Sharp set up his own company with two friends and launched Lusso in 2004. Lusso is a quarterly magazine aimed at high net worth individuals, covering topics such as business, design, property, sports accessories and fashion. The magazine focuses more on entrepreneurs and business men and women than it does socialites and others. Lusso is published by SWR Media Ltd.
About the publication:
What makes you different from the other publications in your sector?
We’re one of the only independent lifestyle magazines that has been running for this amount of time (nearly three and a half years now). We’ve developed a great relationship with our readers and we’ve changed and altered the magazine carefully and skilfully over that time to eventually reach the quality of publication we have at the moment.
What stories are you most interested about covering in the magazine?
Obviously anything relating to luxury lifestyle. We’re spending time and effort currently really researching and discovering the hidden gems out there. Places, items and services that aren’t so well covered but are a true definition of what luxury lifestyle is all about.
How does the editorial process at the magazine run? Do you have specific days when you focus on different aspects of the magazine (e.g. features on Mondays, News on Tuesdays, flat plans Fridays etc) or is the planning of the magazine conducted on a much more ad-hoc basis?
It’s extremely ad-hoc, we’re a small team (one of the reasons we’ve managed to stay around for so long) so everyone pitches in and works on different areas of the magazine. Sometimes we’re extremely busy and hard to get hold of, but at least you can talk to whoever picks up the telephone and know that they’re actively involved in producing the magazine.
What information/input from PRs is most useful to your magazine?
As a small team it is great to be able to work with PR companies when organising features, trips and photo-shoots. It makes it possible to put together interesting and exciting articles without needing to spend days looking into all the different travel partners and options. PR people are also usually well connected and great to bounce ideas off.
What’s the best starting point for a PR who wants to tell you about their client?
Email us, include images (photos are so important to us), and be up front and blunt about what you are and aren’t willing to do… can we try something, see something, go somewhere.
Do you have a PR pet hate?
Yes, it can get quite frustrating when PR people contact us about their clients who aren’t relevant to the magazine at all. If you are unsure, send an email, but if we don’t get a chance to reply then it’s likely we don’t think it’s relevant.

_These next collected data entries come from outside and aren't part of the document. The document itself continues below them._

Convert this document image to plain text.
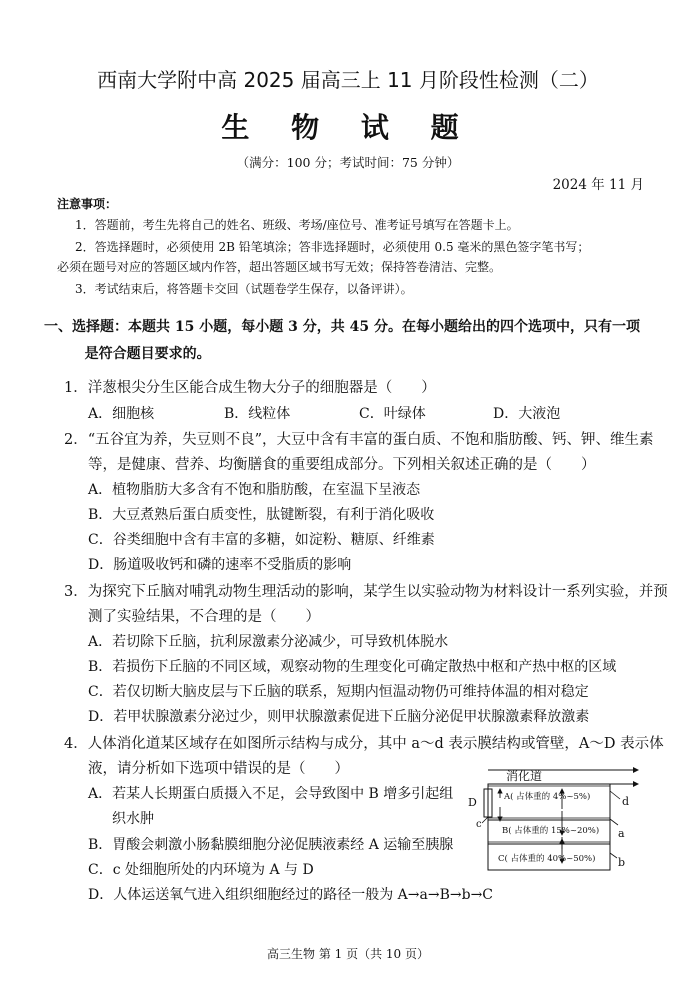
西南大学附中高 2025 届高三上 11 月阶段性检测（二）
生 物 试 题
（满分：100 分；考试时间：75 分钟）
2024 年 11 月
注意事项：
1．答题前，考生先将自己的姓名、班级、考场/座位号、准考证号填写在答题卡上。
2．答选择题时，必须使用 2B 铅笔填涂；答非选择题时，必须使用 0.5 毫米的黑色签字笔书写；
必须在题号对应的答题区域内作答，超出答题区域书写无效；保持答卷清洁、完整。
3．考试结束后，将答题卡交回（试题卷学生保存，以备评讲）。
一、选择题：本题共 15 小题，每小题 3 分，共 45 分。在每小题给出的四个选项中，只有一项是符合题目要求的。
1．洋葱根尖分生区能合成生物大分子的细胞器是（　　）
A．细胞核	B．线粒体	C．叶绿体	D．大液泡
2．“五谷宜为养，失豆则不良”，大豆中含有丰富的蛋白质、不饱和脂肪酸、钙、钾、维生素
等，是健康、营养、均衡膳食的重要组成部分。下列相关叙述正确的是（　　）
A．植物脂肪大多含有不饱和脂肪酸，在室温下呈液态
B．大豆煮熟后蛋白质变性，肽键断裂，有利于消化吸收
C．谷类细胞中含有丰富的多糖，如淀粉、糖原、纤维素
D．肠道吸收钙和磷的速率不受脂质的影响
3．为探究下丘脑对哺乳动物生理活动的影响，某学生以实验动物为材料设计一系列实验，并预
测了实验结果，不合理的是（　　）
A．若切除下丘脑，抗利尿激素分泌减少，可导致机体脱水
B．若损伤下丘脑的不同区域，观察动物的生理变化可确定散热中枢和产热中枢的区域
C．若仅切断大脑皮层与下丘脑的联系，短期内恒温动物仍可维持体温的相对稳定
D．若甲状腺激素分泌过少，则甲状腺激素促进下丘脑分泌促甲状腺激素释放激素
4．人体消化道某区域存在如图所示结构与成分，其中 a～d 表示膜结构或管壁，A～D 表示体
液，请分析如下选项中错误的是（　　）
A．若某人长期蛋白质摄入不足，会导致图中 B 增多引起组
织水肿
B．胃酸会刺激小肠黏膜细胞分泌促胰液素经 A 运输至胰腺
C．c 处细胞所处的内环境为 A 与 D
D．人体运送氧气进入组织细胞经过的路径一般为 A→a→B→b→C
消化道
D
c
A( 占体重的 4%~5%)
B( 占体重的 15%~20%)
C( 占体重的 40%~50%)
d
a
b
高三生物 第 1 页（共 10 页）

When is the best time for PRs to contact you & what is your deadline for contributions?
For features and trips, the sooner the better. We don’t start work on an edition until the previous one is released, so if you call us the day you receive your copy that works best. For news and reviews, the later the better – ask us what week we’re going to press and track someone on the team down the week before that.

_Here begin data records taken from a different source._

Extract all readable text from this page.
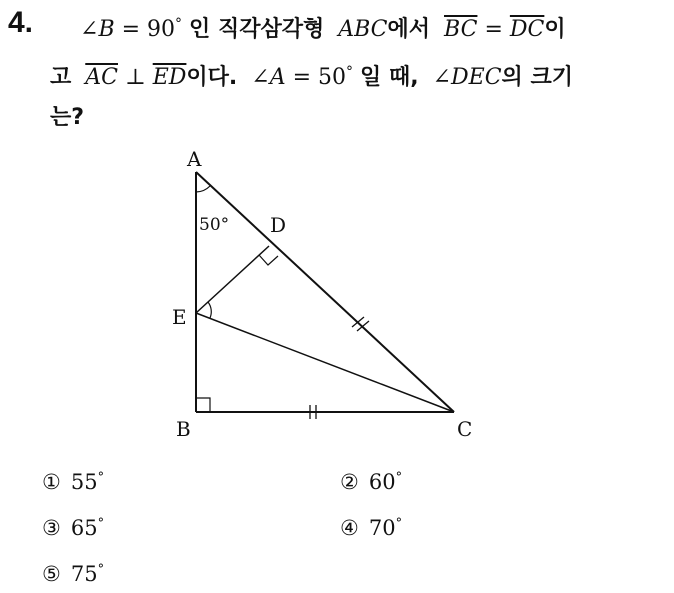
4. ∠B = 90° 인 직각삼각형 ABC에서 $\overline{BC} = \overline{DC}$이
고 $\overline{AC}$ ⊥ $\overline{ED}$이다. ∠A = 50° 일 때, ∠DEC의 크기
는?
A
B	C
D
E
50°
① 55°	② 60°
③ 65°	④ 70°
⑤ 75°
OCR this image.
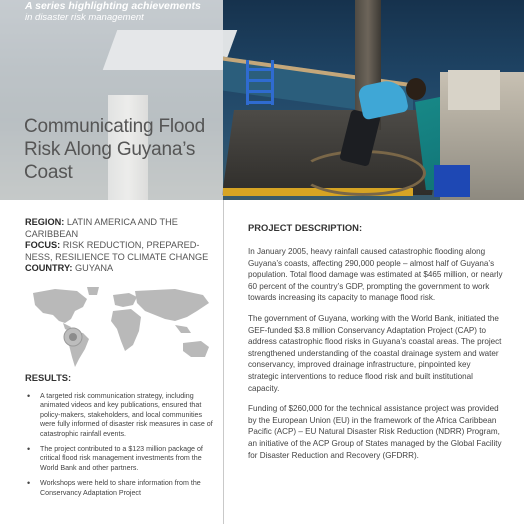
A series highlighting achievements
in disaster risk management
Communicating Flood
Risk Along Guyana’s
Coast
REGION: LATIN AMERICA AND THE CARIBBEAN
FOCUS: RISK REDUCTION, PREPARED-NESS, RESILIENCE TO CLIMATE CHANGE
COUNTRY: GUYANA
RESULTS:
• A targeted risk communication strategy, including animated videos and key publications, ensured that policy-makers, stakeholders, and local communities were fully informed of disaster risk measures in case of catastrophic rainfall events.
• The project contributed to a $123 million package of critical flood risk management investments from the World Bank and other partners.
• Workshops were held to share information from the Conservancy Adaptation Project
PROJECT DESCRIPTION:

In January 2005, heavy rainfall caused catastrophic flooding along Guyana’s coasts, affecting 290,000 people – almost half of Guyana’s population. Total flood damage was estimated at $465 million, or nearly 60 percent of the country’s GDP, prompting the government to work towards increasing its capacity to manage flood risk.

The government of Guyana, working with the World Bank, initiated the GEF-funded $3.8 million Conservancy Adaptation Project (CAP) to address catastrophic flood risks in Guyana’s coastal areas. The project strengthened understanding of the coastal drainage system and water conservancy, improved drainage infrastructure, pinpointed key strategic interventions to reduce flood risk and built institutional capacity.

Funding of $260,000 for the technical assistance project was provided by the European Union (EU) in the framework of the Africa Caribbean Pacific (ACP) – EU Natural Disaster Risk Reduction (NDRR) Program, an initiative of the ACP Group of States managed by the Global Facility for Disaster Reduction and Recovery (GFDRR).
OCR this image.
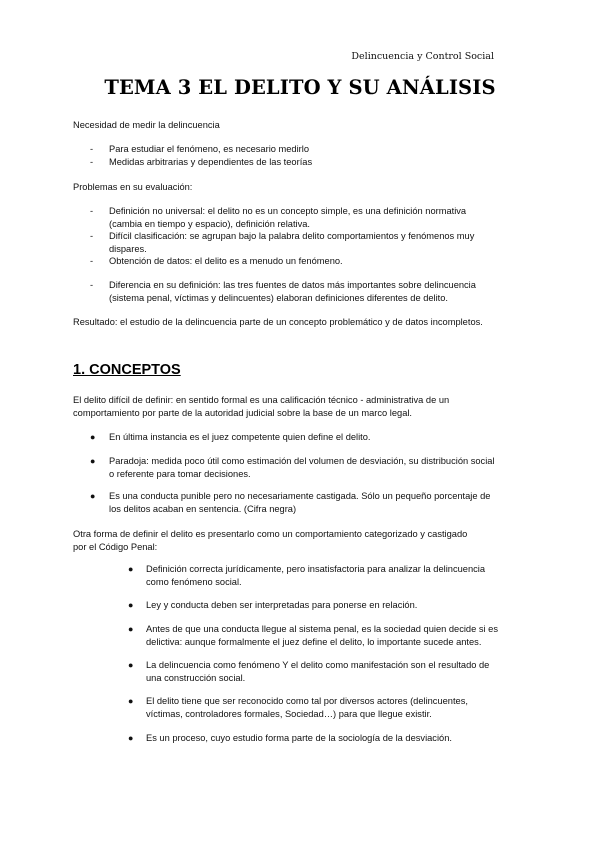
Delincuencia y Control Social
TEMA 3 EL DELITO Y SU ANÁLISIS
Necesidad de medir la delincuencia
- Para estudiar el fenómeno, es necesario medirlo
- Medidas arbitrarias y dependientes de las teorías
Problemas en su evaluación:
- Definición no universal: el delito no es un concepto simple, es una definición normativa
(cambia en tiempo y espacio), definición relativa.
- Difícil clasificación: se agrupan bajo la palabra delito comportamientos y fenómenos muy
dispares.
- Obtención de datos: el delito es a menudo un fenómeno.
- Diferencia en su definición: las tres fuentes de datos más importantes sobre delincuencia
(sistema penal, víctimas y delincuentes) elaboran definiciones diferentes de delito.
Resultado: el estudio de la delincuencia parte de un concepto problemático y de datos incompletos.
1. CONCEPTOS
El delito difícil de definir: en sentido formal es una calificación técnico - administrativa de un
comportamiento por parte de la autoridad judicial sobre la base de un marco legal.
● En última instancia es el juez competente quien define el delito.
● Paradoja: medida poco útil como estimación del volumen de desviación, su distribución social
o referente para tomar decisiones.
● Es una conducta punible pero no necesariamente castigada. Sólo un pequeño porcentaje de
los delitos acaban en sentencia. (Cifra negra)
Otra forma de definir el delito es presentarlo como un comportamiento categorizado y castigado
por el Código Penal:
● Definición correcta jurídicamente, pero insatisfactoria para analizar la delincuencia
como fenómeno social.
● Ley y conducta deben ser interpretadas para ponerse en relación.
● Antes de que una conducta llegue al sistema penal, es la sociedad quien decide si es
delictiva: aunque formalmente el juez define el delito, lo importante sucede antes.
● La delincuencia como fenómeno Y el delito como manifestación son el resultado de
una construcción social.
● El delito tiene que ser reconocido como tal por diversos actores (delincuentes,
víctimas, controladores formales, Sociedad…) para que llegue existir.
● Es un proceso, cuyo estudio forma parte de la sociología de la desviación.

What are your editorial duties/responsibilities at the magazine (e.g. commissioning, nibs, subbing, features, interviewing etc)?
David (Walston, the editor in chief) and I work on commissioning and organising the bigger features. Everyone chips in with the reviews and travel pieces. David handles the columns and I handle most of the creative things such as photo and fashion shoots.
Describe a typical day at work.
Long. I start around 9am and finish anywhere between 7pm and 11pm at night. I spend most of the day on emails and on the telephone to people so I don’t actually manage to get much ‘work’ done. When the team start to leave and the phones stop ringing I can write, plan the issue, come up with ideas and angles for features and read some of the more important emails from the day.
Where have you worked previously, and how did you end up in your current position?
I worked at another publishing company in the Midlands, that was my first experience of publishing and I loved it. A few years later I set up my own company with my two partners and we launched Lusso magazine.